Franklin Delano Roosevelt revealed that he had suffered polio in the 1920s but never let the public know that he had failed to fully recover. To maintain the fiction that he had the use of his legs, photographers were forbidden to take his picture while he was getting in and out of automobiles. Rumors swirled around him in 1944 that he was unfit to serve a fourth term. To demonstrate his vigor in the campaign, he subjected himself to a tour of New York in an open car during a driving rain storm. He died in April 1945, shortly after being sworn in as president.

In 1949 Dwight Eisenhower complained of serious chest pain and was confined to a hospital bed in Florida for more than a month. Historians now believe he had suffered his first heart attack. Shortly after he took office as president he again suffered serious chest pains. His press secretary told the press that he had eaten something that disagreed with him. In fact, in all likelihood he had suffered a second heart attack. In 1955 he was on vacation in Denver when he suffered yet another heart attack. His doctor initially told the press that Ike had “digestive upset.” Only after it was obvious that the president had suffered massive cardiac arrest was the truth revealed.

Though our youngest elected president, John Kennedy only appeared to be in perfect medical health.  He actually suffered from multiple ailments including Addison’s disease.  Lyndon Johnson, his rival for the Democratic Party nomination in 1960, leaked to the media that JFK had Addison’s, an often fatal disorder of the adrenal glands, but Kennedy’s staff denied it.  By the 1970s it was well known that Kennedy had in fact been gravely ill during his presidency.  In 2002 historian Robert Dallek confirmed the rumors in a landmark biography.

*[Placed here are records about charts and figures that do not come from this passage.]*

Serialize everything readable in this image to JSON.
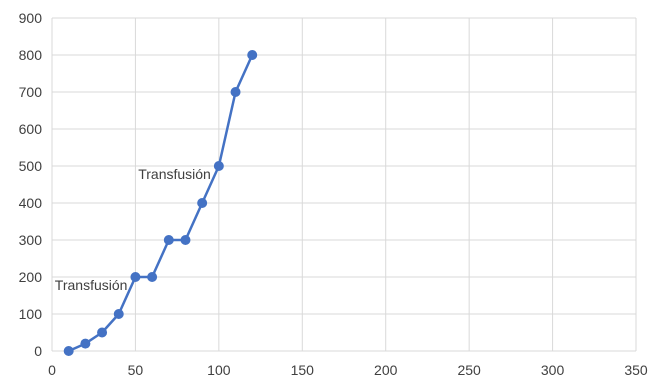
{
  "chart_data": {
    "type": "scatter",
    "title": "",
    "xlabel": "",
    "ylabel": "",
    "xlim": [
      0,
      350
    ],
    "ylim": [
      0,
      900
    ],
    "x_ticks": [
      0,
      50,
      100,
      150,
      200,
      250,
      300,
      350
    ],
    "y_ticks": [
      0,
      100,
      200,
      300,
      400,
      500,
      600,
      700,
      800,
      900
    ],
    "grid": true,
    "legend": "none",
    "series": [
      {
        "color": "#4472c4",
        "marker": "circle",
        "line": true,
        "points": [
          {
            "x": 10,
            "y": 0
          },
          {
            "x": 20,
            "y": 20
          },
          {
            "x": 30,
            "y": 50
          },
          {
            "x": 40,
            "y": 100
          },
          {
            "x": 50,
            "y": 200
          },
          {
            "x": 60,
            "y": 200
          },
          {
            "x": 70,
            "y": 300
          },
          {
            "x": 80,
            "y": 300
          },
          {
            "x": 90,
            "y": 400
          },
          {
            "x": 100,
            "y": 500
          },
          {
            "x": 110,
            "y": 700
          },
          {
            "x": 120,
            "y": 800
          }
        ]
      }
    ],
    "annotations": [
      {
        "text": "Transfusión",
        "x": 50,
        "y": 200
      },
      {
        "text": "Transfusión",
        "x": 100,
        "y": 500
      }
    ]
  },
  "colors": {
    "gridline": "#d9d9d9",
    "axis_text": "#404040"
  }
}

At age 69 Ronald Reagan was the oldest elected president (until Donald Trump) and suffered the maladies common to older men. But his aides had little reason to buff up the horseback riding president’s health history until the day in March 1981 when he was shot.  Though they assured the public in the hours afterward that Reagan was making a full recovery, they failed to disclose how close he came to dying, according to biographer Edmund Morris, who noted that Reagan had lost a shocking amount of blood.